Andrew Craigie from Northern Tasmania is one of those growers. Andrew works at Craigie Bros, his family farm outside of Devonport. As a family business that started around 165 years ago, the Craigie Bros grow a variety of seed crops (e.g., canola and cabbage), potatoes and vegetables. Andrew has spent 25 years as a grower in Tasmania; with his experience in the industry, he is fully aware of the challenges that come with working in the industry. One of the most serious challenges is the damage to the crops by birds.
Andrew recently explained that around 12 months ago he lost an entire cabbage seed crop to birds. They attempted to eliminate birds in the past using more traditional methods, such as audio scaring systems and lethal action. However, nothing worked and it resulted in the loss of the whole crop.
Laser bird repellent saves crop
In 2021, coming into a new season, Andrew is growing his first hybrid canola seed crop, a ready-to-grow seed, a lucrative crop for the family business. Usually, the Craigie Bros lose up to 15%-20% of their crop to birds. Craigie explains, “on the first day we planted the hybrid canola crop, 25 skylarks dived straight into the crop.”
As this new season’s crop was crucial for the business, Andrew needed a drastic solution. Craigie deployed the AVIX Autonomic Mark II laser bird repellent that they found out about from Bird Beam.
Bird Beam is an Australian partner of Bird Control Group (manufacturer of the laser bird deterrent). The laser bird repellent is designed to project a green laser beam onto an area with high bird pressure, potentially at risk from bird damage. The laser beam sweeps across the area and as the green laser beam moves closer to the birds their natural danger instinct perceives it as a threat and they flee the area immediately. The AVIX Autonomic Mark II can be programmed in a variety of applications.
Laser bird repellent is an innovative tool for controlling birds
Last year Craigie planted a lot of high-value seed crops, approximately 1 tonne.
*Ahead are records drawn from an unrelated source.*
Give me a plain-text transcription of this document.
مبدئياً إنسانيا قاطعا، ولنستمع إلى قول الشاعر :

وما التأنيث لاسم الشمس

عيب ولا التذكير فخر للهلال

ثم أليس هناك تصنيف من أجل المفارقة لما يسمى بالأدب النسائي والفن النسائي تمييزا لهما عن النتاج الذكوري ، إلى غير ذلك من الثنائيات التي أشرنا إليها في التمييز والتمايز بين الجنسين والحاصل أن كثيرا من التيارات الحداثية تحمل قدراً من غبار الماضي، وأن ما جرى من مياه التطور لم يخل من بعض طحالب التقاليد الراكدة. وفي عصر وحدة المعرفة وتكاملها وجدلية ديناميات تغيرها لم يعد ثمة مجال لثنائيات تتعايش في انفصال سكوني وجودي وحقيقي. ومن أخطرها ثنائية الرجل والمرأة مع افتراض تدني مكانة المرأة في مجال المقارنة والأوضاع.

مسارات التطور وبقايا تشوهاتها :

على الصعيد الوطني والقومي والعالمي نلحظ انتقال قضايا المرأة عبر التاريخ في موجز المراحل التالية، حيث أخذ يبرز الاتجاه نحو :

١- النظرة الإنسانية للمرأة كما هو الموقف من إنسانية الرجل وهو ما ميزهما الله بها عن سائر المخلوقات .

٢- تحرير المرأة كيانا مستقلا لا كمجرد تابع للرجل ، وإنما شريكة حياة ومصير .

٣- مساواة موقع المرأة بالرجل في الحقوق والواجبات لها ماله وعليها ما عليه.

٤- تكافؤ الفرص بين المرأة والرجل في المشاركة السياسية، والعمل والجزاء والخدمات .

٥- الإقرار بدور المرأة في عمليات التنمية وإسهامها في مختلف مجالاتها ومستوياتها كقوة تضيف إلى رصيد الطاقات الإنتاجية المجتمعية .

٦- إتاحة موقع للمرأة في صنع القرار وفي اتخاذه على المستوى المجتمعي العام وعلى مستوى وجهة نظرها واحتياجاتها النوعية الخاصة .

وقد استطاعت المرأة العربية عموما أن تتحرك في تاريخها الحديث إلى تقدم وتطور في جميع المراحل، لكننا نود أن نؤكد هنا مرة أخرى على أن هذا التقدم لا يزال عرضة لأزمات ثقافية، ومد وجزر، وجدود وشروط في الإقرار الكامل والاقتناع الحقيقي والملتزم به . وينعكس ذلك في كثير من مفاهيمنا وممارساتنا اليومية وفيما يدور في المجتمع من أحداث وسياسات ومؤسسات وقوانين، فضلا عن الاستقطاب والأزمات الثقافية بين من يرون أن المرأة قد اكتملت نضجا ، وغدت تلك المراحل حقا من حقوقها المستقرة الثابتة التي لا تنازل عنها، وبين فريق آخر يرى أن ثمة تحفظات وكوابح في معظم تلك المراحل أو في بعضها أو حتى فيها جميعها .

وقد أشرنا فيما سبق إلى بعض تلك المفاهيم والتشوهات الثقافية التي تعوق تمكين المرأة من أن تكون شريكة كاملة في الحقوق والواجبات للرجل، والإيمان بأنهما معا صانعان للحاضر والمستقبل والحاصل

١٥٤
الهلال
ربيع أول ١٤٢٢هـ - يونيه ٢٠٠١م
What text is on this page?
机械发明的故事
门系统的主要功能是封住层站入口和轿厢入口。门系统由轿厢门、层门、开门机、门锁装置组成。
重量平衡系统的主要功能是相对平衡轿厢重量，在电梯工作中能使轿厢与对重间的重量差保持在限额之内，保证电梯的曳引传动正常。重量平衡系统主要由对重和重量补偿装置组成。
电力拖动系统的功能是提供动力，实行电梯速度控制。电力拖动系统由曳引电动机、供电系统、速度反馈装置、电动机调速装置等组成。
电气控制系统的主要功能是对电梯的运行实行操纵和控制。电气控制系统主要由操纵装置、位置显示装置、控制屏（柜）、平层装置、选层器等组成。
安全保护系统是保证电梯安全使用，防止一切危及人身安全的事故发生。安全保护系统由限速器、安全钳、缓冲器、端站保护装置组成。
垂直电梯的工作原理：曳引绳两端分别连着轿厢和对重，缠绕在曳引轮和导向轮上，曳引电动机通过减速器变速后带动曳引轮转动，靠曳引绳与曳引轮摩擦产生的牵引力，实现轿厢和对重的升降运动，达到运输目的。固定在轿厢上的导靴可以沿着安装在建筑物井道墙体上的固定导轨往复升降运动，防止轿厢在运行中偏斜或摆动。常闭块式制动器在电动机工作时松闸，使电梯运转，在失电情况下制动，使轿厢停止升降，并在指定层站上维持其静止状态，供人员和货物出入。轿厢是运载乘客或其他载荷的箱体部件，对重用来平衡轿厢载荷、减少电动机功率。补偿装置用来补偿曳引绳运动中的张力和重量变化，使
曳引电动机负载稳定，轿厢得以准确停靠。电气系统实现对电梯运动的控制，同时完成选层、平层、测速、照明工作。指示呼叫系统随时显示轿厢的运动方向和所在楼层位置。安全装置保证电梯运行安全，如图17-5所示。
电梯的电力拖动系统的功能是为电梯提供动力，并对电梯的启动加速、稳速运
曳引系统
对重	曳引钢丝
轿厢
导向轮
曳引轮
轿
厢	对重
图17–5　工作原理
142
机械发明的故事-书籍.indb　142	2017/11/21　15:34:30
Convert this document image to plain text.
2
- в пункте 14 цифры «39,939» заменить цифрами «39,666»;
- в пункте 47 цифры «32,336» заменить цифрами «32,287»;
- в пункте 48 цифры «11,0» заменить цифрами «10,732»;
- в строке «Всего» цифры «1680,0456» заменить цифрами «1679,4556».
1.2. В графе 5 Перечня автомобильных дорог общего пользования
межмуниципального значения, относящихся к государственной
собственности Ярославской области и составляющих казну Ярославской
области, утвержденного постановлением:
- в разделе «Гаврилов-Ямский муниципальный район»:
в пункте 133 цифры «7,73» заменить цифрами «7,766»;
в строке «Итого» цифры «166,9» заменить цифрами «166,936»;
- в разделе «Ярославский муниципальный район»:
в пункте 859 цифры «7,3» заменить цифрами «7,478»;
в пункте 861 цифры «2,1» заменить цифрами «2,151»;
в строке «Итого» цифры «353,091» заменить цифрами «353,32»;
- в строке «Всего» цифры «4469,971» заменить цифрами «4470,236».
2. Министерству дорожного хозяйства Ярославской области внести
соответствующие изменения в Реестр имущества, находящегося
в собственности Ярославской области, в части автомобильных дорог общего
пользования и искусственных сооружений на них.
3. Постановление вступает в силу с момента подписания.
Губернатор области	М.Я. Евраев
He explained, “In total, we lost about 15% to birds, but after deploying the laser this year, we have a 0% loss. “The laser is an excellent addition to controlling birds on specific crops, and it is a game-changer for growers who plant a variety of crops.” Craigie knows he is not the only one who uses this bird control system, as he has witnessed it in use on leafy green crops in Victoria and Tasmania.
The laser bird repellent is a humane bird control system. The Craigie Bros deploy their laser 24/7 using a different program in the evening than they use during the day. “The laser system is completely silent; the green laser beam is visible, but not a disturbance. We can turn the system off at any time, and there is a lot of safety for anyone that might enter the block the laser is protecting” says Andrew Craigie.
“I strongly believe that the laser bird deterrent is something that everyone should try and work out for themselves how much it will change their growing experience because it will change what they’re doing.”